Paisano (Determinate) A Roma-esque variety in the true San Marzano style. Bearing 4-5oz. fruits, Paisano is solid and meaty with good flavor. High yielding medium sized plant.
Speckled Roman OG (Paste Indeterminate) Our second favorite tomato that’s fun on the outside and fabulous on the inside. We loved the deep red interiors packed with flavor. An open-pollinated variety that Fedco states is an underground favorite of many seed savers. The 4-5 oz. red cylindrical fruits with orange-yellow striations are prolific and reach maturity early in the season.

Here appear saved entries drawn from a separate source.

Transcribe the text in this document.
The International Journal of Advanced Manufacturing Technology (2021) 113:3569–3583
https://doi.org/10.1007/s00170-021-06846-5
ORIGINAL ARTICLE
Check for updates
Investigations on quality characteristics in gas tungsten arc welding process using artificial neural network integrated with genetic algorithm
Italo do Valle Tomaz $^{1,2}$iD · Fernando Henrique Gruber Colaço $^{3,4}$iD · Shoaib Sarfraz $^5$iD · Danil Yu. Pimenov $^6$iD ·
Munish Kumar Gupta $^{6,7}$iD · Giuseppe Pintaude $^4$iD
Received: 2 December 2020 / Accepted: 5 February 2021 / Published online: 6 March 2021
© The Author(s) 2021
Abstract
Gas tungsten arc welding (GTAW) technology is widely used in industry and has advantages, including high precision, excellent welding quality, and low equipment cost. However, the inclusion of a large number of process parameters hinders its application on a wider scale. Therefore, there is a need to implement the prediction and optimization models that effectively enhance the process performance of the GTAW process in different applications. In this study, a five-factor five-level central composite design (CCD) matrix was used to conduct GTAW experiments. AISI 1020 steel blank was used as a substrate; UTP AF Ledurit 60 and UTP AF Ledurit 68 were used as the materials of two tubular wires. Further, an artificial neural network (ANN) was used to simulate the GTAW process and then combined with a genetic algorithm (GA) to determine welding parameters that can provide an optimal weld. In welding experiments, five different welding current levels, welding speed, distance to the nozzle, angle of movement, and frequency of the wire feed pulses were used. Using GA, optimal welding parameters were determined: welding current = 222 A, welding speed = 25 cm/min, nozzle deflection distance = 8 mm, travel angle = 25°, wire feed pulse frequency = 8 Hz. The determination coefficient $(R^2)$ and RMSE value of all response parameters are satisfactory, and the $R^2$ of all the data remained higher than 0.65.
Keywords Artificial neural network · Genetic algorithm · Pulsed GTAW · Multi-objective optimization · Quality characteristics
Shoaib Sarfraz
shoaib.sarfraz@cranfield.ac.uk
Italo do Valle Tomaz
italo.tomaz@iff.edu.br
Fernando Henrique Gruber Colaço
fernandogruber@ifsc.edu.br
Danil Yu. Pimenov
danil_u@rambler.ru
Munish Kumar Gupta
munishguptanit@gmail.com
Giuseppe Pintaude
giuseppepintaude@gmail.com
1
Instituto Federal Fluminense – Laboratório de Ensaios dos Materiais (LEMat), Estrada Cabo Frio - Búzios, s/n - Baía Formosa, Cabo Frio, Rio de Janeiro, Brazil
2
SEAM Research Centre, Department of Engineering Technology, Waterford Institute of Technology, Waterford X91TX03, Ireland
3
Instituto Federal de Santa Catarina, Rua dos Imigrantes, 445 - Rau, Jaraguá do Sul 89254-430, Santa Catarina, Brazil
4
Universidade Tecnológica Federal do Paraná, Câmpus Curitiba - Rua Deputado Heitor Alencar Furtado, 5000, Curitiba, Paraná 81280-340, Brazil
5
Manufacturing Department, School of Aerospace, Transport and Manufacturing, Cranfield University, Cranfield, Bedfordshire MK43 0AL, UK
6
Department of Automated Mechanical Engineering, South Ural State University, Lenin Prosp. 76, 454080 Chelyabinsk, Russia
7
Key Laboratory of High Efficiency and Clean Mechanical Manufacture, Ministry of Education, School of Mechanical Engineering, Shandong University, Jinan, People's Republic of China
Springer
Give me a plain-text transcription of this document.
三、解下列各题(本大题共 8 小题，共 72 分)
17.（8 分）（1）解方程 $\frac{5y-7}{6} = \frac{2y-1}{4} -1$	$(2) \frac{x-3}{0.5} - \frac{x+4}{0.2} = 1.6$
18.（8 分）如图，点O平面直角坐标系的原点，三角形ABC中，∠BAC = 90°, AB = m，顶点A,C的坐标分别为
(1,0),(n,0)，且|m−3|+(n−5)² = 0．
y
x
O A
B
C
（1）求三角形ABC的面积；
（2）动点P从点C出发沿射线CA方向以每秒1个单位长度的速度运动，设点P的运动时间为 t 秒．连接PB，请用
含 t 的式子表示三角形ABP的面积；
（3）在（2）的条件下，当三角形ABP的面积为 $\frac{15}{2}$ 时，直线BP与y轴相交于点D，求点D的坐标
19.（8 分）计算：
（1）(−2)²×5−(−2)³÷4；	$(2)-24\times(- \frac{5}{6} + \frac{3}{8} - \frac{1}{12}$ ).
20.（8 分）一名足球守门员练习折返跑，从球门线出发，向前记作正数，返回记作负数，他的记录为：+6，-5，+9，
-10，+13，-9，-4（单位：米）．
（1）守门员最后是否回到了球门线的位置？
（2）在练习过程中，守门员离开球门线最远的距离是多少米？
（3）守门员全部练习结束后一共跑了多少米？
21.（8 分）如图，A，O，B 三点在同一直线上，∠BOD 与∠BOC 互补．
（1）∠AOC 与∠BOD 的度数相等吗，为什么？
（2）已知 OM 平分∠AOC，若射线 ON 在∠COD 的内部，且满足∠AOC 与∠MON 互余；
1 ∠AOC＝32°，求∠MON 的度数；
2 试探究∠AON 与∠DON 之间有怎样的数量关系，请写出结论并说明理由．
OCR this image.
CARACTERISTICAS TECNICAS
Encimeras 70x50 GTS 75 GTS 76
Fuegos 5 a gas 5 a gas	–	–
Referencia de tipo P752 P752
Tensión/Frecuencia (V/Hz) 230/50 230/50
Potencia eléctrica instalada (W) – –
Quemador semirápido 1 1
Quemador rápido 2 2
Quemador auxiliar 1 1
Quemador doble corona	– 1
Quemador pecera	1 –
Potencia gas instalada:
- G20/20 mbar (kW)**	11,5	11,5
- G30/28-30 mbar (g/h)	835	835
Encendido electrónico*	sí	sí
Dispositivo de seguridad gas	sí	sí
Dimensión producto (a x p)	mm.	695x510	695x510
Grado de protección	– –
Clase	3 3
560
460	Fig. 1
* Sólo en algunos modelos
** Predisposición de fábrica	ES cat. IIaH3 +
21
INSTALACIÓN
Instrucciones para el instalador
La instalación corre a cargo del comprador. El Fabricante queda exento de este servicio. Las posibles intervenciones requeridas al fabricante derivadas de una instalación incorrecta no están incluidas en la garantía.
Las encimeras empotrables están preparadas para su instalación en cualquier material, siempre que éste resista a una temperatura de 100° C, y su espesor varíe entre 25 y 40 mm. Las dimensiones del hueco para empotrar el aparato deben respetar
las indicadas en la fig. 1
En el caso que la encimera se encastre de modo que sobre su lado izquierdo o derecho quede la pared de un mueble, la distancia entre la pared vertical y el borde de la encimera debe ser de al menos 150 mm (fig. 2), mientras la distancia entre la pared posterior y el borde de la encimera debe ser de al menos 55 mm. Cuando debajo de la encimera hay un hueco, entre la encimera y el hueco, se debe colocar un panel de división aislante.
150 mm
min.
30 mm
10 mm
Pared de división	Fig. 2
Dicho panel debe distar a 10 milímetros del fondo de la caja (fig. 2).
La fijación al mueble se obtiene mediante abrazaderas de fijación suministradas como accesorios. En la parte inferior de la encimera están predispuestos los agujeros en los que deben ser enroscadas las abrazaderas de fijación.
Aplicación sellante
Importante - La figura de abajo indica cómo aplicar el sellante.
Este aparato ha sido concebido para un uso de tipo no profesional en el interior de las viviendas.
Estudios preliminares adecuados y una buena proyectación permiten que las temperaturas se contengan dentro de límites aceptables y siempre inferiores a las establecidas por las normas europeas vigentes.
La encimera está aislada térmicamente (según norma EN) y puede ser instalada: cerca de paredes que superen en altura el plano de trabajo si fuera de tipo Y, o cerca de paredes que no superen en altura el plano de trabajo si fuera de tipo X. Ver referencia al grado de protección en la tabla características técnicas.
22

Vilms (Indeterminate) Another new paste variety for us that is said to produce pounds and pounds and pounds of 2oz. paste tomatoes. Blemish free and solid, these tasty plums are versatile (good on salads and sandwiches too!), prolific and persevering (in Fedco trials they did not succumb to blights). An easy growing, multipurpose variety.
Basil Called the ‘insanity plant’ by ancient Greeks and Romans, basil has come a long way since then to be named the 2003 Herb of the year. An indispensable herb in any garden. Please note that basil plants do not take frost – even temperatures in the 30s may set it back.
Sweet This is the one we grow every year. Plants get nice and bushy and are the heaviest yielding variety available. This variety is recommended for all around kitchen use, drying, and making pesto.